OMG. I had never expected something like this from a man like Josh. A man I saw with so many different women, I once considered him a womanizer. A man who worked in the fashion world at a modeling agency, scouting models at bars and pubs. A man who kept telling me he was so in love with me. And now he mentioned babies and how wonderful they are.
It was too much for me right then.
“Whether they’re planned or not, having a baby is a big deal. People should be happy about it,” Josh continued, voicing his opinions in a parallel universe I never thought existed.
Yep, too much. I needed to stop this conversation.

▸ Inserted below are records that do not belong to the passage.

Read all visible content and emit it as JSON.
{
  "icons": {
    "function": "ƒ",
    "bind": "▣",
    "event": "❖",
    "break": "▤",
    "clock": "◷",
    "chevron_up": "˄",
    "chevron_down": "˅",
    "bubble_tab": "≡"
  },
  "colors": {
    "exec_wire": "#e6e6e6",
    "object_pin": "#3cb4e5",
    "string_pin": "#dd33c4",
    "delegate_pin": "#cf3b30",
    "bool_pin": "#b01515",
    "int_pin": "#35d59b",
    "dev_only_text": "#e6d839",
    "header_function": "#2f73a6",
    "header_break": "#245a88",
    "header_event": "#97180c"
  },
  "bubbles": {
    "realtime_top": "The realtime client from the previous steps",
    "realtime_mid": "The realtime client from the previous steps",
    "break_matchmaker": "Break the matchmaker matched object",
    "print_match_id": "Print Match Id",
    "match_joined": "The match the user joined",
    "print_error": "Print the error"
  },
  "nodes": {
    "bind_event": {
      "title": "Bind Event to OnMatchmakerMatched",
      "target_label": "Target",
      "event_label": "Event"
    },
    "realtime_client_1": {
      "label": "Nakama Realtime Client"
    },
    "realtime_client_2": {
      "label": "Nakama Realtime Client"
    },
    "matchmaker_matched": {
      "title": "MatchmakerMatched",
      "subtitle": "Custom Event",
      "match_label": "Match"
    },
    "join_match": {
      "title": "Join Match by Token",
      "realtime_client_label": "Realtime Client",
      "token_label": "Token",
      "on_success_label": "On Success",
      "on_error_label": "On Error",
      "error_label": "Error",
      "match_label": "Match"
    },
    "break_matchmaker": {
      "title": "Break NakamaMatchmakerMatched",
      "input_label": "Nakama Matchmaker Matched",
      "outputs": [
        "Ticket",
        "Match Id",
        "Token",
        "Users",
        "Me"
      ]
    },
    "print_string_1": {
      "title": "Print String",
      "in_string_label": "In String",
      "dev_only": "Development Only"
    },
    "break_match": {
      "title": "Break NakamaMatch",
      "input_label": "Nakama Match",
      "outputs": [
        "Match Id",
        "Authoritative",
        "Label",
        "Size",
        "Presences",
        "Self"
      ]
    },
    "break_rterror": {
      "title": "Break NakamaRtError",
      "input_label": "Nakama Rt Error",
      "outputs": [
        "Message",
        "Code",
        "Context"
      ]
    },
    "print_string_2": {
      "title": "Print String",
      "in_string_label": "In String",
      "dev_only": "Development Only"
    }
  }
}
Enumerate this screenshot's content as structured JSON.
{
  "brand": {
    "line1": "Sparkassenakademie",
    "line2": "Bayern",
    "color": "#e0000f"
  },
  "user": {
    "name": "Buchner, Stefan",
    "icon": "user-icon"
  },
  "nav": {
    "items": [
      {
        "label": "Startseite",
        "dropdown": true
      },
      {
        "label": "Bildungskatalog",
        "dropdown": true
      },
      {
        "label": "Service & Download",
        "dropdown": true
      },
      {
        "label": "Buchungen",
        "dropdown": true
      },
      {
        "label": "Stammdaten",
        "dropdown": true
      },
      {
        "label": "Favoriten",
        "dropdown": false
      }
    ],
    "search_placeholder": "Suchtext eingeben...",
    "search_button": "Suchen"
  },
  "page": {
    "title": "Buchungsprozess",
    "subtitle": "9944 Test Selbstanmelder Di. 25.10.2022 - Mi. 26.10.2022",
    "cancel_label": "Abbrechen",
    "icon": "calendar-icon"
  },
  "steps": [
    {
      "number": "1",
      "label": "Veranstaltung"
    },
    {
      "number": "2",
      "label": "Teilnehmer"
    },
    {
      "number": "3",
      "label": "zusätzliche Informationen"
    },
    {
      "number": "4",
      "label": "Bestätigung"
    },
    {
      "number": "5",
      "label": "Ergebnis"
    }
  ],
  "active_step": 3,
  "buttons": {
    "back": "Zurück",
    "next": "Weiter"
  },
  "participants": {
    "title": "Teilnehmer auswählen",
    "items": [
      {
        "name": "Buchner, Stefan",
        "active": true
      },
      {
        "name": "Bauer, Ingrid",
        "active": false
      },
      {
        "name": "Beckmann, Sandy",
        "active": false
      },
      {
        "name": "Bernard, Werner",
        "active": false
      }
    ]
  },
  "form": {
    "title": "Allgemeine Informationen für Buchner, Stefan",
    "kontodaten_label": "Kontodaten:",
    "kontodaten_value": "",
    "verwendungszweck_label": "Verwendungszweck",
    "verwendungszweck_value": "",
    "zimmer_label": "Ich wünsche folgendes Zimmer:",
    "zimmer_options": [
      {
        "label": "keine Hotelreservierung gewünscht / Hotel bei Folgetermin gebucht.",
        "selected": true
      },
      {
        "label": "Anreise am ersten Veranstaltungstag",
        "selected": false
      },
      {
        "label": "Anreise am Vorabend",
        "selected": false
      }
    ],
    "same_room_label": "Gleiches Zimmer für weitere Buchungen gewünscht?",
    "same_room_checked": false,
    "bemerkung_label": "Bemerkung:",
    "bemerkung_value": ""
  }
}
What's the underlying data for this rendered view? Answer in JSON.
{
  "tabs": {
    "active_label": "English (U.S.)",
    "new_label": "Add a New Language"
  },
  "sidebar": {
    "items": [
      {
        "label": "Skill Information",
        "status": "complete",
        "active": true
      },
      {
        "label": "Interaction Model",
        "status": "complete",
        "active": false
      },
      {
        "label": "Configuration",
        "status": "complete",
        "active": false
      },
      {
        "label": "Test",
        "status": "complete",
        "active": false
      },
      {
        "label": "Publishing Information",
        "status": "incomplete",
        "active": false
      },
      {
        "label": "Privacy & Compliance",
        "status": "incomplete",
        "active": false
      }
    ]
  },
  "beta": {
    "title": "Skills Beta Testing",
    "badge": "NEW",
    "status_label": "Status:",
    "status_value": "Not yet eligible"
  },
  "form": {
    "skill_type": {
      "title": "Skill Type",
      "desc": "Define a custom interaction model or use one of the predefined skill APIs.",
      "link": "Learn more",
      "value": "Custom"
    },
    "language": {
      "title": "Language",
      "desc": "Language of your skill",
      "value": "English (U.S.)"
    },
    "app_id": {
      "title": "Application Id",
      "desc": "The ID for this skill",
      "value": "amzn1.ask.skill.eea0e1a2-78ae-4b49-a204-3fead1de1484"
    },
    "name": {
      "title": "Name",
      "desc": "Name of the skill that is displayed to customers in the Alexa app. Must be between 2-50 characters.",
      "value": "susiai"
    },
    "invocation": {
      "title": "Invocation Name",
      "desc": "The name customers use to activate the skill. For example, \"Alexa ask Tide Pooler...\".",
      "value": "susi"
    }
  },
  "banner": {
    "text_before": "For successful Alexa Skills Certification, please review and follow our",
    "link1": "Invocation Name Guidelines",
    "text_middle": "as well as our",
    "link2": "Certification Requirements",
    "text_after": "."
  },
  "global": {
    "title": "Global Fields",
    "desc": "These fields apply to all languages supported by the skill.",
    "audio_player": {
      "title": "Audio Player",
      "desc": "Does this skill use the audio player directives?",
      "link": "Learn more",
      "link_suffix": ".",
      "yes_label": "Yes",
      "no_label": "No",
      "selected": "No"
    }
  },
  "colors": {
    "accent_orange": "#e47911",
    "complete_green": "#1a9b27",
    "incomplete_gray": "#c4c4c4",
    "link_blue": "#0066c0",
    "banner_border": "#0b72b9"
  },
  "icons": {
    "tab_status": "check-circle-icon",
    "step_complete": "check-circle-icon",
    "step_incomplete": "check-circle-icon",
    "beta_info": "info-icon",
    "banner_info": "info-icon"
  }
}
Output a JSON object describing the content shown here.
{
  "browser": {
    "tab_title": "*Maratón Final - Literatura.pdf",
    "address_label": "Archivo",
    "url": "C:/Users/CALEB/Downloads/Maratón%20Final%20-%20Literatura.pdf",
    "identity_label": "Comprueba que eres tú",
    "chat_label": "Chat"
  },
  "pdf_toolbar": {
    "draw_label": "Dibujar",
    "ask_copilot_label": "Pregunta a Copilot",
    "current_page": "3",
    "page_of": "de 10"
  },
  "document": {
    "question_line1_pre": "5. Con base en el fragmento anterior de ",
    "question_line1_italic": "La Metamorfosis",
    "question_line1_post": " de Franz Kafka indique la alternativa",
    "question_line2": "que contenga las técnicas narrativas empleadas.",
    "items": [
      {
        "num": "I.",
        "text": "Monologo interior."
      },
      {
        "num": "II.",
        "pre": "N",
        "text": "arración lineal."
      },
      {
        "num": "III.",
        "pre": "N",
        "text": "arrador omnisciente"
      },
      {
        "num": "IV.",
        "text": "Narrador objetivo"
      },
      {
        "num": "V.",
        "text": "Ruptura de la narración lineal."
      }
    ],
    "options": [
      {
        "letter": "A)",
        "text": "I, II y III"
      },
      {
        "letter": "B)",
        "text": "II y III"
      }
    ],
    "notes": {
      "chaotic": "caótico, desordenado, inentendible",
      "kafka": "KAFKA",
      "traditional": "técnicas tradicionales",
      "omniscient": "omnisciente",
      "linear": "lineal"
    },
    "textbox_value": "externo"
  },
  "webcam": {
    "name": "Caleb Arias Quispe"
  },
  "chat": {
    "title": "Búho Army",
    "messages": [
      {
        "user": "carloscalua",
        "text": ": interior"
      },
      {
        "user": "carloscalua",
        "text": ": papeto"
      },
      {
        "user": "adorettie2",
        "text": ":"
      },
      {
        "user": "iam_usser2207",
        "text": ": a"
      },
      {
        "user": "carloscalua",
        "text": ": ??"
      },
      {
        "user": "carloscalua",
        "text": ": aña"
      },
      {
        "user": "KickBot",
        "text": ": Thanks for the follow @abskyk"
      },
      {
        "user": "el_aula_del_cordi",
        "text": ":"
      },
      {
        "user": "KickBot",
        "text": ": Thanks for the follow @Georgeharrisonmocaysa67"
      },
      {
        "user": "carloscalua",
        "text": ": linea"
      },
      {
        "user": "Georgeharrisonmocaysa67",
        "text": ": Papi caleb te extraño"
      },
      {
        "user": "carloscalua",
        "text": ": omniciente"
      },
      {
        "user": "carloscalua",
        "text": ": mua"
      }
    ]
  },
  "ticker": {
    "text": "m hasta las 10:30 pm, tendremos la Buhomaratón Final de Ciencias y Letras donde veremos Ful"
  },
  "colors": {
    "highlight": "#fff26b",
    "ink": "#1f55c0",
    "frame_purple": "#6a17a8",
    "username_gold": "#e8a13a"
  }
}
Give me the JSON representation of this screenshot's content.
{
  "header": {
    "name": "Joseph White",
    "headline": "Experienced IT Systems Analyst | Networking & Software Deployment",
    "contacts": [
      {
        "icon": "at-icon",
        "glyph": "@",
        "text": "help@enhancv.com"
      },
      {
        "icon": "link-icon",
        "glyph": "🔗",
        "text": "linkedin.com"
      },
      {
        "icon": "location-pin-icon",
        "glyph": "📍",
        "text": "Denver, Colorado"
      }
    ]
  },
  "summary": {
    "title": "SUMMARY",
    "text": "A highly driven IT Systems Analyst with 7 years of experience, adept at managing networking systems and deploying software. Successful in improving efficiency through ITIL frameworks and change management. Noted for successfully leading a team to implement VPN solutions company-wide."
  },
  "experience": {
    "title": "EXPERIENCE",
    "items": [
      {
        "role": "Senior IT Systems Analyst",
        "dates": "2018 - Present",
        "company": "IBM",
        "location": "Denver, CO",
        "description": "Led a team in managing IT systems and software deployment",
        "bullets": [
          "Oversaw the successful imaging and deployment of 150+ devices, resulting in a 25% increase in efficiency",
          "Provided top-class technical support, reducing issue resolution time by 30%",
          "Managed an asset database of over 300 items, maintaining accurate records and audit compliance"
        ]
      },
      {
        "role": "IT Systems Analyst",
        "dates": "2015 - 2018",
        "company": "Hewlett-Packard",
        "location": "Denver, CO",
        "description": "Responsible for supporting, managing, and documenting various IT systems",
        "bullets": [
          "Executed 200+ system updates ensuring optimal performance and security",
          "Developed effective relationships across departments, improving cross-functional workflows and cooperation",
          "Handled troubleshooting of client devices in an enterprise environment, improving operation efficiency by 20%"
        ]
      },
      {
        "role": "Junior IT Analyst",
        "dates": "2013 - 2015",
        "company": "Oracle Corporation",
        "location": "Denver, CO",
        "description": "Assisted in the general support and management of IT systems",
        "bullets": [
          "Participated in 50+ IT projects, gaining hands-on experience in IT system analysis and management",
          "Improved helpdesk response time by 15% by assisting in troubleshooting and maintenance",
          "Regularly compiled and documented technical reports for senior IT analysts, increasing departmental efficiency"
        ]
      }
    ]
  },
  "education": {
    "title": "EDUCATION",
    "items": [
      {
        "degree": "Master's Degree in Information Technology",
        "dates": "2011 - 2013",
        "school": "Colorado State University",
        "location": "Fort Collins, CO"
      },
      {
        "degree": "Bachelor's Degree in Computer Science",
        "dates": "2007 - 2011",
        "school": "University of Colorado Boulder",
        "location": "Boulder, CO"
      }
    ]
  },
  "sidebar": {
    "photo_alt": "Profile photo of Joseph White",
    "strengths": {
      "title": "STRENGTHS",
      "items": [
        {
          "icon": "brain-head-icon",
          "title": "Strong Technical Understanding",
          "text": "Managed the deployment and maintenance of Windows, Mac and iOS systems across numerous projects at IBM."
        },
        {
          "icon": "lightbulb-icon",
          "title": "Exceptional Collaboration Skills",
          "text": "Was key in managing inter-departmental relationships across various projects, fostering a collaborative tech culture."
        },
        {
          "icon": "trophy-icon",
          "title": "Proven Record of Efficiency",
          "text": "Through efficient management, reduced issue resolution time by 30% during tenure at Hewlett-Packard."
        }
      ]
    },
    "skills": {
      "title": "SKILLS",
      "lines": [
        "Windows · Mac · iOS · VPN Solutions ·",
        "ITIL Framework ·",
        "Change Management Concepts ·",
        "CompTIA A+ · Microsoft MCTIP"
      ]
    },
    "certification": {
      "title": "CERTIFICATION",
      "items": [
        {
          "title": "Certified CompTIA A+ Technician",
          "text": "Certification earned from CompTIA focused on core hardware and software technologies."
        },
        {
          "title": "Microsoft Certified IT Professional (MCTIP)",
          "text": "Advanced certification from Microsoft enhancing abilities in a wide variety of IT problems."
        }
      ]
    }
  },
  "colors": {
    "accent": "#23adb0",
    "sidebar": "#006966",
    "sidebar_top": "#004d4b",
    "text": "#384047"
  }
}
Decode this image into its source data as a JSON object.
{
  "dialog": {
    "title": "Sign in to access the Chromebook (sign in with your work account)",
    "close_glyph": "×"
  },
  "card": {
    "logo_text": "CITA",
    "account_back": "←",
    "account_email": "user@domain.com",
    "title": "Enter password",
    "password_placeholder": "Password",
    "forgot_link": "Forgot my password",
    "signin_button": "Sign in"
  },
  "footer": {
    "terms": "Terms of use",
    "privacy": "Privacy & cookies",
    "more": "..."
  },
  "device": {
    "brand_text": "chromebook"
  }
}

“I’m sure,” I said, trying to stop any more ‘how wonderful are babies’ comments. “You know what, Josh? I’m really tired.” I stood and ran from his loving ministrations. “This whole thing with Sol completely drained all my energy and I have an early day tomorrow. Do you mind if I go to bed now?”
“Oh, sure, gorgeous,” he said. “I completely understand.” Josh walked to the door and I followed him closely. “I’ll see you tomorrow, then.” The way he said goodbye sometimes made my body physically reluctant to let him go. His kisses completely melted me, and he knew just how to ignite my body so I couldn’t do anything but want him. Tonight, though, I felt like being alone, and I really needed him to go.
“Will you meet me tomorrow at my place?” he asked as his mouth left a trail of kisses down my neck. “Or should I come back here?” His hands had already unbuttoned my shirt, exposing one of my breasts, and his skilled fingers played with my nipples.
“You’re the devil,” I said, pushing him against the door. He dropped his hands and gave one his most deliciously impish smiles. “Stay away from me.”
“I’ll call you tomorrow and let you know,” I answered.
“I love you, baby,” he said.
I kissed him lightly and closed the door behind him as he left. It might have been silly, but at that moment, I was really thankful that I was on the pill.